The Wuhs had no answer to that.
Once again we found ourselves sneaking into the great room of the castle. The Wuhses on what anywhere else would have been guard duty carefully looked the other way as we passed, with all the subtlety of a child counting to 100 in a game of Hide and Seek.
Apparently it had not made the Pervect Ten suspicious that their security spell had been stolen that afternoon. The gleaming blue cage was back in place, this time tethered with lines of force to the walls of the castle, preventing it from moving again. That didn't worry me, because now we knew how to pass in and out of it without being killed.
The little flames were pointing inward when we reached the room, a sign that the Ten were not in it. Very carefully I used a tendril of magik to ease open the door wide enough to peer through. As I hoped, the room was dark and silent. I signaled to the others. We tiptoed in.
I had left Gleep at the head of the corridor curled up under a couch set in an alcove. If he saw any Pervects heading towards us he had instructions to cry out. At the sound of "Gleep!" we were to run into the anteroom and pop back to the inn. He would meet us there as soon as he could get away from them. They'd be unlikely to suspect an innocent-looking baby dragon of subterfuge. I hoped.
"Now, Pervect code is very hard to break," Zol explained, as he sat down in the child's chair and flexed his long fingers. I noticed with surprise that he fit into the seat fairly well. "They tend to like permutations of complex numbers as their secure logarithm."
Bunny sat on the desk beside her hero, watching him raptly. I felt a twinge of jealousy, wondering what I would have to do for anyone to admire me like that. Tananda came up and wrapped her arm around me.
"Don't worry, hot stuff," she told me, with a little smile. "She'll snap out of it. She likes you just the way you are."
I flushed. Bunny was my friend. I wasn't trying to im- press her.

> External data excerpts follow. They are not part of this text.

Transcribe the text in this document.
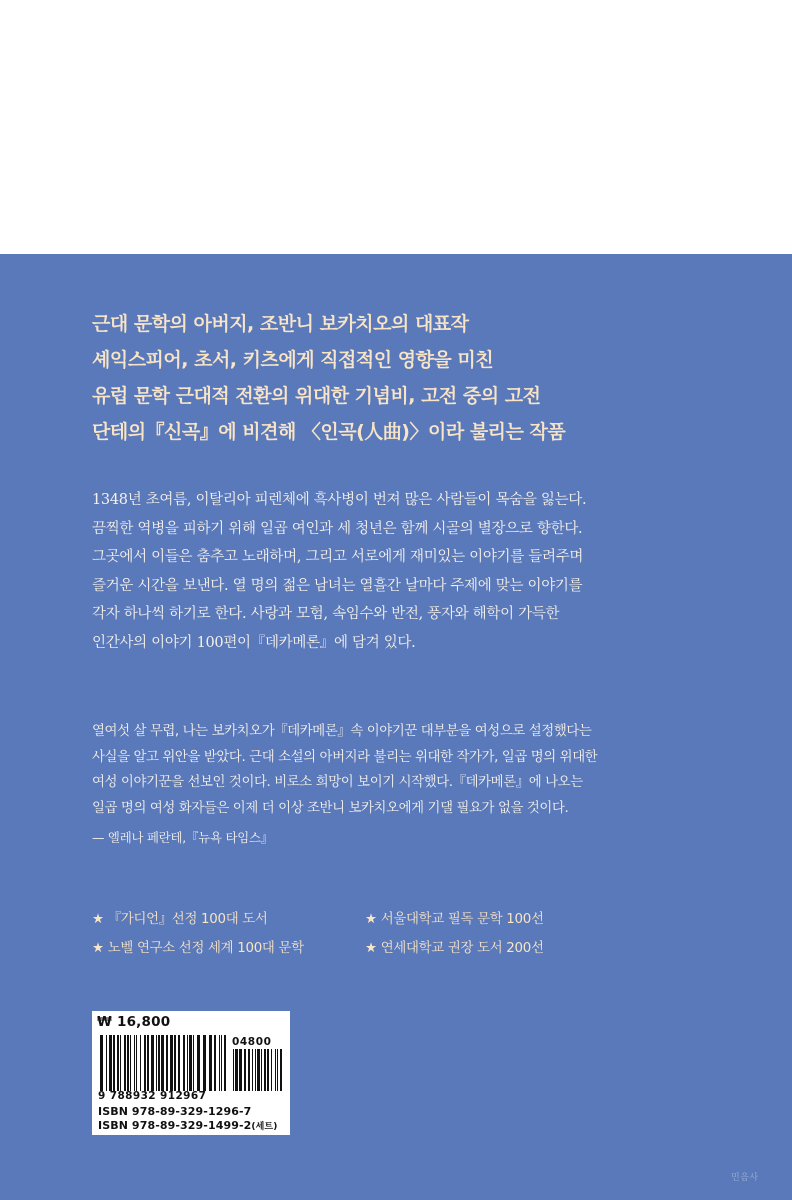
근대 문학의 아버지, 조반니 보카치오의 대표작
셰익스피어, 초서, 키츠에게 직접적인 영향을 미친
유럽 문학 근대적 전환의 위대한 기념비, 고전 중의 고전
단테의『신곡』에 비견해 〈인곡(人曲)〉이라 불리는 작품
1348년 초여름, 이탈리아 피렌체에 흑사병이 번져 많은 사람들이 목숨을 잃는다.
끔찍한 역병을 피하기 위해 일곱 여인과 세 청년은 함께 시골의 별장으로 향한다.
그곳에서 이들은 춤추고 노래하며, 그리고 서로에게 재미있는 이야기를 들려주며
즐거운 시간을 보낸다. 열 명의 젊은 남녀는 열흘간 날마다 주제에 맞는 이야기를
각자 하나씩 하기로 한다. 사랑과 모험, 속임수와 반전, 풍자와 해학이 가득한
인간사의 이야기 100편이『데카메론』에 담겨 있다.
열여섯 살 무렵, 나는 보카치오가『데카메론』속 이야기꾼 대부분을 여성으로 설정했다는
사실을 알고 위안을 받았다. 근대 소설의 아버지라 불리는 위대한 작가가, 일곱 명의 위대한
여성 이야기꾼을 선보인 것이다. 비로소 희망이 보이기 시작했다.『데카메론』에 나오는
일곱 명의 여성 화자들은 이제 더 이상 조반니 보카치오에게 기댈 필요가 없을 것이다.
— 엘레나 페란테,『뉴욕 타임스』
★ 『가디언』선정 100대 도서	★ 서울대학교 필독 문학 100선
★ 노벨 연구소 선정 세계 100대 문학	★ 연세대학교 권장 도서 200선
₩ 16,800
04800
9 788932 912967
ISBN 978-89-329-1296-7
ISBN 978-89-329-1499-2(세트)
민음사
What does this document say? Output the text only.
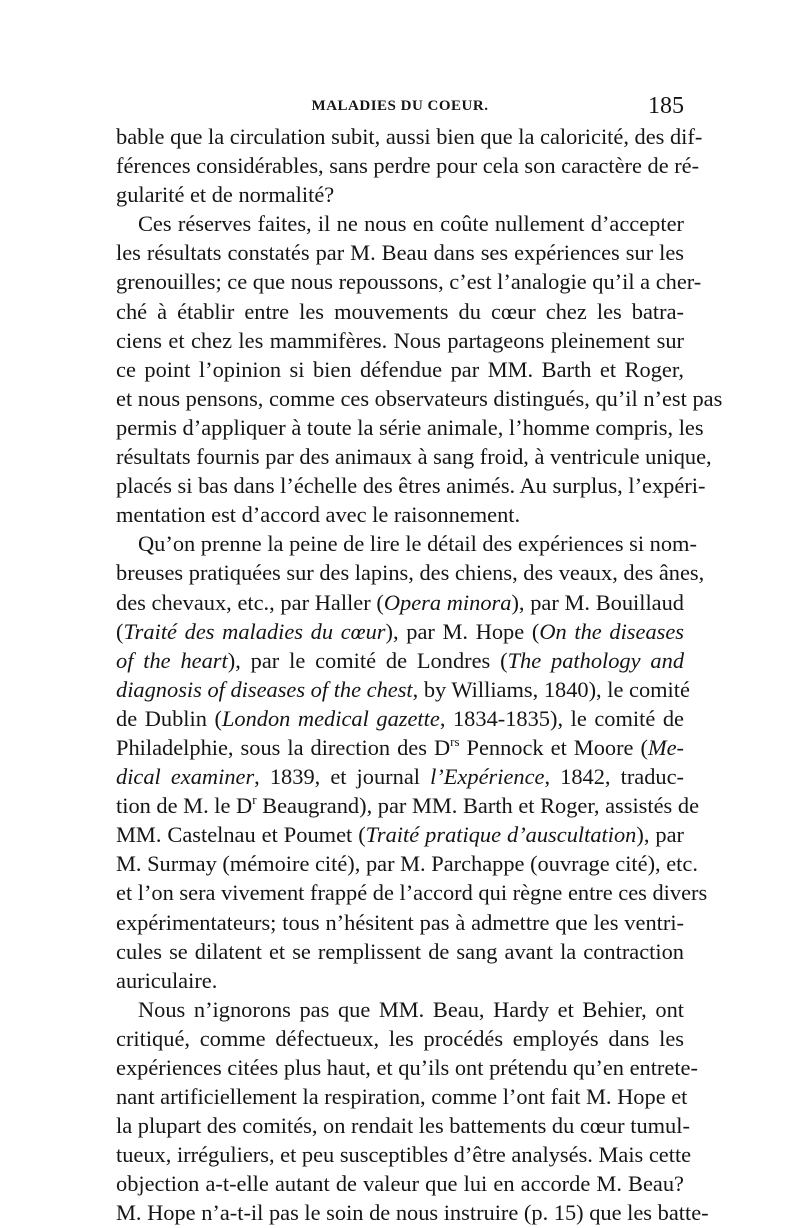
MALADIES DU COEUR.	185
bable que la circulation subit, aussi bien que la caloricité, des dif-
férences considérables, sans perdre pour cela son caractère de ré-
gularité et de normalité?
Ces réserves faites, il ne nous en coûte nullement d’accepter
les résultats constatés par M. Beau dans ses expériences sur les
grenouilles; ce que nous repoussons, c’est l’analogie qu’il a cher-
ché à établir entre les mouvements du cœur chez les batra-
ciens et chez les mammifères. Nous partageons pleinement sur
ce point l’opinion si bien défendue par MM. Barth et Roger,
et nous pensons, comme ces observateurs distingués, qu’il n’est pas
permis d’appliquer à toute la série animale, l’homme compris, les
résultats fournis par des animaux à sang froid, à ventricule unique,
placés si bas dans l’échelle des êtres animés. Au surplus, l’expéri-
mentation est d’accord avec le raisonnement.
Qu’on prenne la peine de lire le détail des expériences si nom-
breuses pratiquées sur des lapins, des chiens, des veaux, des ânes,
des chevaux, etc., par Haller (Opera minora), par M. Bouillaud
(Traité des maladies du cœur), par M. Hope (On the diseases
of the heart), par le comité de Londres (The pathology and
diagnosis of diseases of the chest, by Williams, 1840), le comité
de Dublin (London medical gazette, 1834-1835), le comité de
Philadelphie, sous la direction des $D^{rs}$ Pennock et Moore (Me-
dical examiner, 1839, et journal l’Expérience, 1842, traduc-
tion de M. le $D^r$ Beaugrand), par MM. Barth et Roger, assistés de
MM. Castelnau et Poumet (Traité pratique d’auscultation), par
M. Surmay (mémoire cité), par M. Parchappe (ouvrage cité), etc.
et l’on sera vivement frappé de l’accord qui règne entre ces divers
expérimentateurs; tous n’hésitent pas à admettre que les ventri-
cules se dilatent et se remplissent de sang avant la contraction
auriculaire.
Nous n’ignorons pas que MM. Beau, Hardy et Behier, ont
critiqué, comme défectueux, les procédés employés dans les
expériences citées plus haut, et qu’ils ont prétendu qu’en entrete-
nant artificiellement la respiration, comme l’ont fait M. Hope et
la plupart des comités, on rendait les battements du cœur tumul-
tueux, irréguliers, et peu susceptibles d’être analysés. Mais cette
objection a-t-elle autant de valeur que lui en accorde M. Beau?
M. Hope n’a-t-il pas le soin de nous instruire (p. 15) que les batte-
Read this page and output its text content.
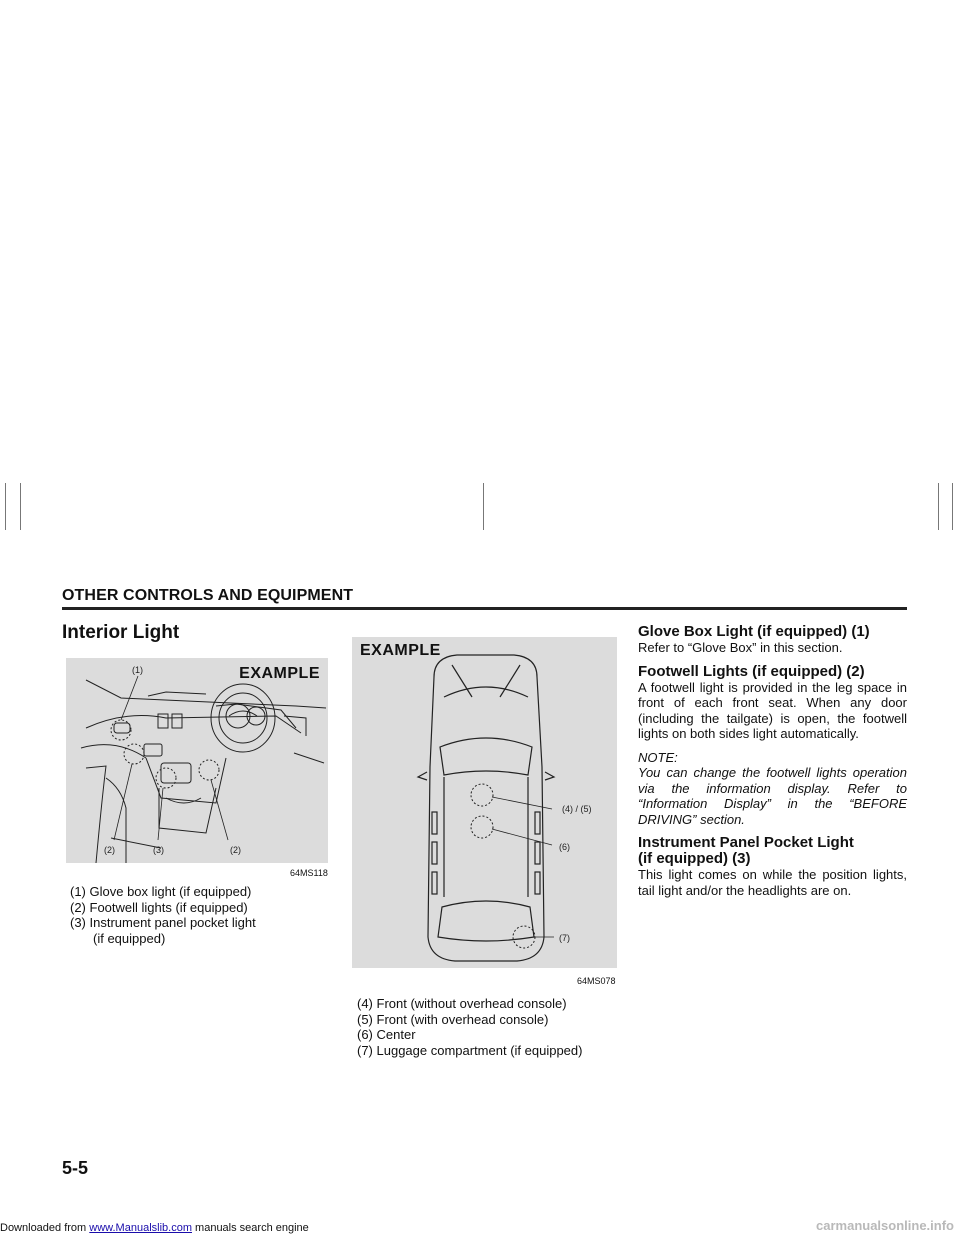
OTHER CONTROLS AND EQUIPMENT
Interior Light
(1)
(2)	(3)	(2)
EXAMPLE
64MS118
(1) Glove box light (if equipped)
(2) Footwell lights (if equipped)
(3) Instrument panel pocket light
(if equipped)
(4) / (5)
(6)
(7)
EXAMPLE
64MS078
(4) Front (without overhead console)
(5) Front (with overhead console)
(6) Center
(7) Luggage compartment (if equipped)
Glove Box Light (if equipped) (1)

Refer to “Glove Box” in this section.

Footwell Lights (if equipped) (2)

A footwell light is provided in the leg space in front of each front seat. When any door (including the tailgate) is open, the footwell lights on both sides light automatically.

NOTE:
You can change the footwell lights operation via the information display. Refer to “Information Display” in the “BEFORE DRIVING” section.

Instrument Panel Pocket Light
(if equipped) (3)

This light comes on while the position lights, tail light and/or the headlights are on.

5-5
Downloaded from www.Manualslib.com manuals search engine	carmanualsonline.info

Was I? Embarrassed, I moved off to take a look out the door. I hoped none of the Pervect Ten was going to get up in the middle of the night to work on their plans for conquest. The hall was empty. My breathing was the loudest thing at this end of the room.
Zol wasn't doing so well. Using all his fingers and thumbs he was pushing the buttons on the board so fast they chattered. I noticed that there was a small symbol in the center of each button. Since I had seen written and printed Pervish I knew they stood for letters of their alphabet, though I couldn't read them. In the screen images and words flashed. I couldn't tell what any of them meant, but one kept coming up time and time again: a big X.
"What's that mean?" I said, pointing.